Reverend Gilbert began by asking about the city's parking policies that have "strangled the life out of churches," he said. Aggressive parking enforcement, initiated under Mayor Anthony Williams' administration, continues to result in high fines and cars being towed away in neighborhoods that are not friendly towards churches.

Gray agreed to improve access of worshippers to churches in the District and to open a dialogue between churches and the community. He promised to reestablish an Office of Religious Affairs and to hold an annual religious prayer breakfast.

Fenty said a compassionate police department has reduced the animosity between the churches and the police department that occurred four years ago.

"You talk about compassion," Gilbert asked Fenty, "but it's a reality that every Sunday there are tow trucks sitting outside of churches, not only to ticket them but to tow those cars away. These are $75 tickets on a Sunday. Do you call that compassion?"

There is still work to do, Fenty said, but at least the animosity between the churches and the community has dissipated.
But Alexander struck a chord with the ministers when he blamed Fenty and Gray for allowing gentrification to force Metropolitan Baptist Church out of its 12th and R Streets location in Northwest to Prince George's County.

"That should have never happened here in Washington, D.C. and Metropolitan, a cornerstone in that community for more than a century, was essentially forced out by gentrification. This philosophy of running people out and this lack of compassion must end," Alexander said. "There's nothing wrong with gentrification as long as we don't lose the fabric of our city. And that's what's happening, and that's why I'm running."

Rev. Gilbert also asked the candidates about their personal views on faith.

Gray said he is a Christian and that he attends about 48 religious services a year. "I typically go to St. Mary's Catholic Church, at 10th and G Streets, N.W. I like to consider that my faith is strong and everything I have done has been influenced by my faith and my commitment to serve human needs."
Alexander acknowledged his pastor, Reverend Keith Byrd of Mt. Zion Baptist Church in Northwest, and commended him for providing his family with great preaching and a great choir.
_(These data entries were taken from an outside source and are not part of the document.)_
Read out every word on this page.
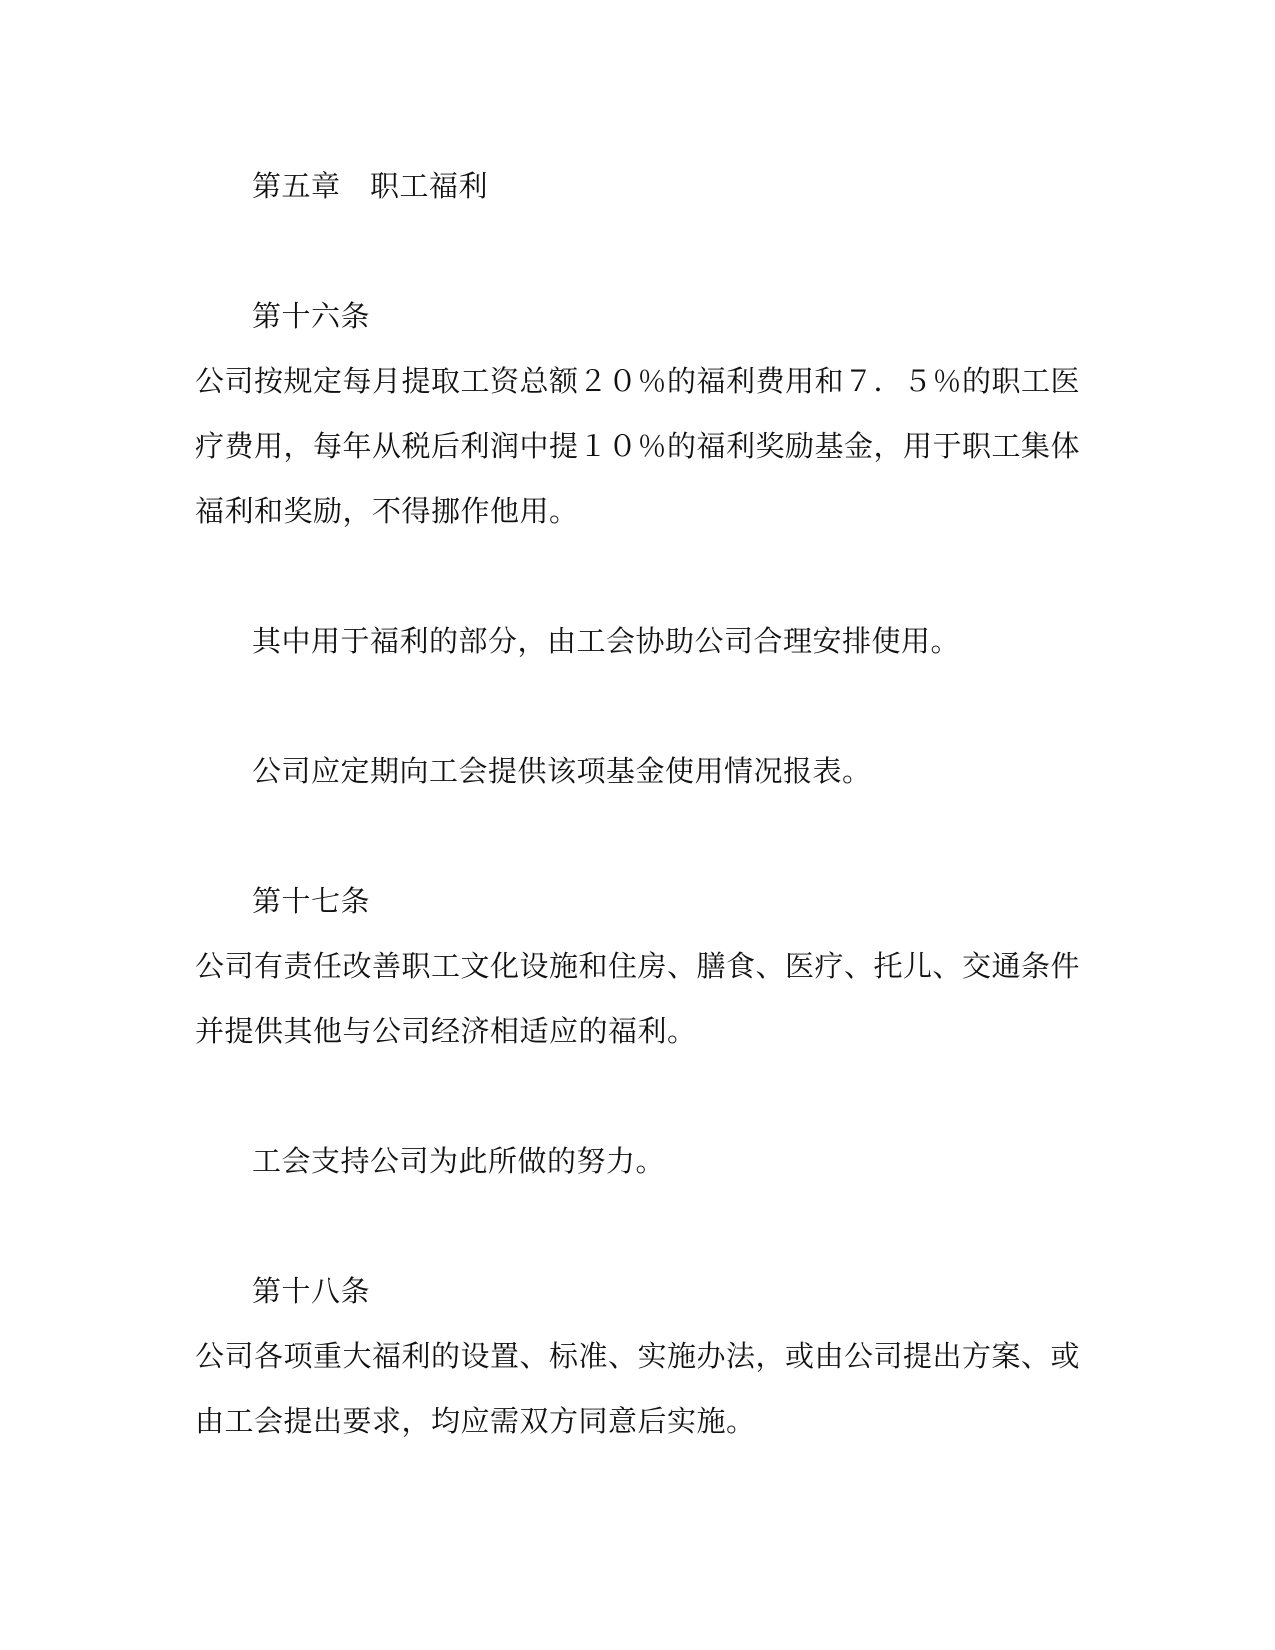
第五章　职工福利

第十六条

公司按规定每月提取工资总额２０％的福利费用和７．５％的职工医

疗费用，每年从税后利润中提１０％的福利奖励基金，用于职工集体

福利和奖励，不得挪作他用。

其中用于福利的部分，由工会协助公司合理安排使用。

公司应定期向工会提供该项基金使用情况报表。

第十七条

公司有责任改善职工文化设施和住房、膳食、医疗、托儿、交通条件

并提供其他与公司经济相适应的福利。

工会支持公司为此所做的努力。

第十八条

公司各项重大福利的设置、标准、实施办法，或由公司提出方案、或

由工会提出要求，均应需双方同意后实施。
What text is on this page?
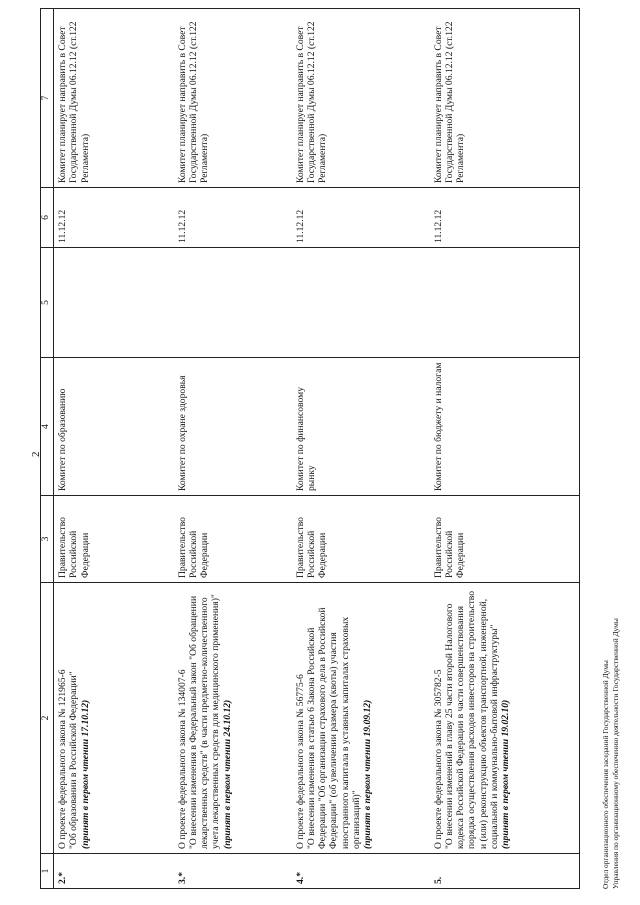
2
1	2	3	4	5	6	7
2.*	О проекте федерального закона № 121965-6 "Об образовании в Российской Федерации" (принят в первом чтении 17.10.12)	Правительство Российской Федерации	Комитет по образованию		11.12.12	Комитет планирует направить в Совет Государственной Думы 06.12.12 (ст.122 Регламента)
3.*	О проекте федерального закона № 134007-6 "О внесении изменения в Федеральный закон "Об обращении лекарственных средств" (в части предметно-количественного учета лекарственных средств для медицинского применения)" (принят в первом чтении 24.10.12)	Правительство Российской Федерации	Комитет по охране здоровья		11.12.12	Комитет планирует направить в Совет Государственной Думы 06.12.12 (ст.122 Регламента)
4.*	О проекте федерального закона № 56775-6 "О внесении изменения в статью 6 Закона Российской Федерации "Об организации страхового дела в Российской Федерации" (об увеличении размера (квоты) участия иностранного капитала в уставных капиталах страховых организаций)" (принят в первом чтении 19.09.12)	Правительство Российской Федерации	Комитет по финансовому рынку		11.12.12	Комитет планирует направить в Совет Государственной Думы 06.12.12 (ст.122 Регламента)
5.	О проекте федерального закона № 305782-5 "О внесении изменений в главу 25 части второй Налогового кодекса Российской Федерации в части совершенствования порядка осуществления расходов инвесторов на строительство и (или) реконструкцию объектов транспортной, инженерной, социальной и коммунально-бытовой инфраструктуры" (принят в первом чтении 19.02.10)	Правительство Российской Федерации	Комитет по бюджету и налогам		11.12.12	Комитет планирует направить в Совет Государственной Думы 06.12.12 (ст.122 Регламента)
Отдел организационного обеспечения заседаний Государственной Думы Управления по организационному обеспечению деятельности Государственной Думы
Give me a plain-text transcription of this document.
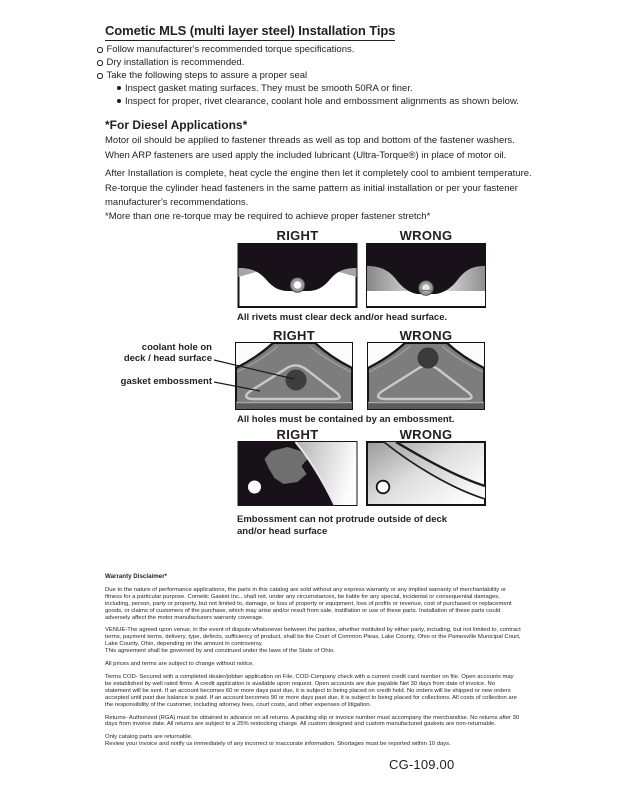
Cometic MLS (multi layer steel) Installation Tips
Follow manufacturer's recommended torque specifications.
Dry installation is recommended.
Take the following steps to assure a proper seal
Inspect gasket mating surfaces. They must be smooth 50RA or finer.
Inspect for proper, rivet clearance, coolant hole and embossment alignments as shown below.
*For Diesel Applications*
Motor oil should be applied to fastener threads as well as top and bottom of the fastener washers. When ARP fasteners are used apply the included lubricant (Ultra-Torque®) in place of motor oil.
After Installation is complete, heat cycle the engine then let it completely cool to ambient temperature. Re-torque the cylinder head fasteners in the same pattern as initial installation or per your fastener manufacturer's recommendations.
*More than one re-torque may be required to achieve proper fastener stretch*
RIGHT	WRONG
All rivets must clear deck and/or head surface.
RIGHT	WRONG
coolant hole on
deck / head surface
gasket embossment
All holes must be contained by an embossment.
RIGHT	WRONG
Embossment can not protrude outside of deck
and/or head surface

Warranty Disclaimer*

Due to the nature of performance applications, the parts in this catalog are sold without any express warranty or any implied warranty of merchantability or fitness for a particular purpose. Cometic Gasket Inc., shall not, under any circumstances, be liable for any special, incidental or consequential damages, including, person, party or property, but not limited to, damage, or loss of property or equipment, loss of profits or revenue, cost of purchased or replacement goods, or claims of customers of the purchase, which may arise and/or result from sale, instillation or use of these parts. Installation of these parts could adversely affect the motor manufacturers warranty coverage.

VENUE-The agreed upon venue, in the event of dispute whatsoever between the parties, whether instituted by either party, including, but not limited to, contract terms, payment terms, delivery, type, defects, sufficiency of product, shall be the Court of Common Pleas, Lake County, Ohio or the Painesville Municipal Court, Lake County, Ohio, depending on the amount in controversy.

This agreement shall be governed by and construed under the laws of the State of Ohio.

All prices and terms are subject to change without notice.

Terms COD- Secured with a completed dealer/jobber application on File, COD-Company check with a current credit card number on file. Open accounts may be established by well rated firms. A credit application is available upon request. Open accounts are due payable Net 30 days from date of invoice. No statement will be sent. If an account becomes 60 or more days past due, it is subject to being placed on credit hold. No orders will be shipped or new orders accepted until past due balance is paid. If an account becomes 90 or more days past due, it is subject to being placed for collections. All costs of collection are the responsibility of the customer, including attorney fees, court costs, and other expenses of litigation.

Returns- Authorized (RGA) must be obtained in advance on all returns. A packing slip or invoice number must accompany the merchandise. No returns after 30 days from invoice date. All returns are subject to a 25% restocking charge. All custom designed and custom manufactured gaskets are non-returnable.

Only catalog parts are returnable.

Review your invoice and notify us immediately of any incorrect or inaccurate information. Shortages must be reported within 10 days.

CG-109.00
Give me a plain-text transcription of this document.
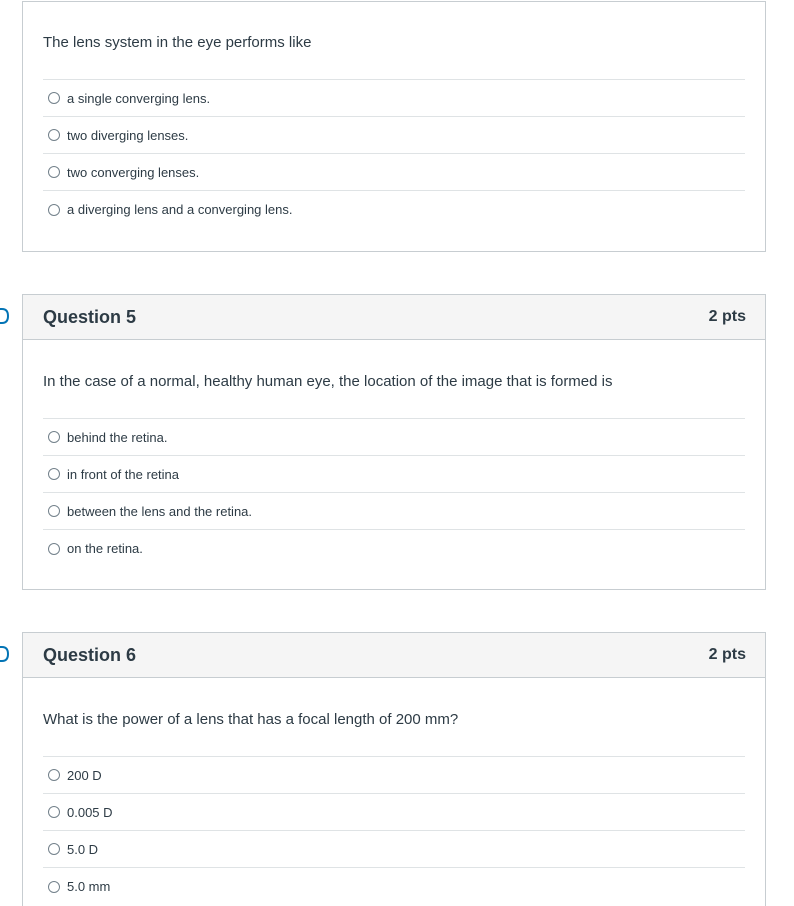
The lens system in the eye performs like

a single converging lens.
two diverging lenses.
two converging lenses.
a diverging lens and a converging lens.
Question 5	2 pts

In the case of a normal, healthy human eye, the location of the image that is formed is

behind the retina.
in front of the retina
between the lens and the retina.
on the retina.
Question 6	2 pts

What is the power of a lens that has a focal length of 200 mm?

200 D
0.005 D
5.0 D
5.0 mm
Fenty said his parents raised him to believe in the teachings of Jesus Christ. "I spent two years in Catholic school and my upbringing dealt with how we should live our lives by following some of those teachings," including giving back to the community, public service and looking back at those who are most needy.

Rev. James Coleman, pastor of All Nations Baptist Church in Northwest called the forum instructive. He wanted to hear more about plans to elect an Attorney General for the District and about gentrification.

"There is a religious spirit that is missing in the city and the clergy have been silenced," Rev. Coleman said. "The city administrator has got to do a better job in understanding that churches count. We make a difference."

"It is helpful for us as church leaders to engage in this kind of dialogue" with elected officials, Walker said, who believes there has been a systematic culture of alienating African American churches in the District.

"Those of us who have been here all of our lives know, for example, that the development in Shaw was done through a partnership. Federal dollars, African American church dollars and city dollars built Gibson Plaza, Immaculate Conception Towers and McCullough Towers. We are not even invited to be a part of those kinds of developments now. This is not just about same-sex marriage. We're talking about relationships."

"We are key stakeholders and we will be involved in this campaign," Walker said. "We still have influence at the polls."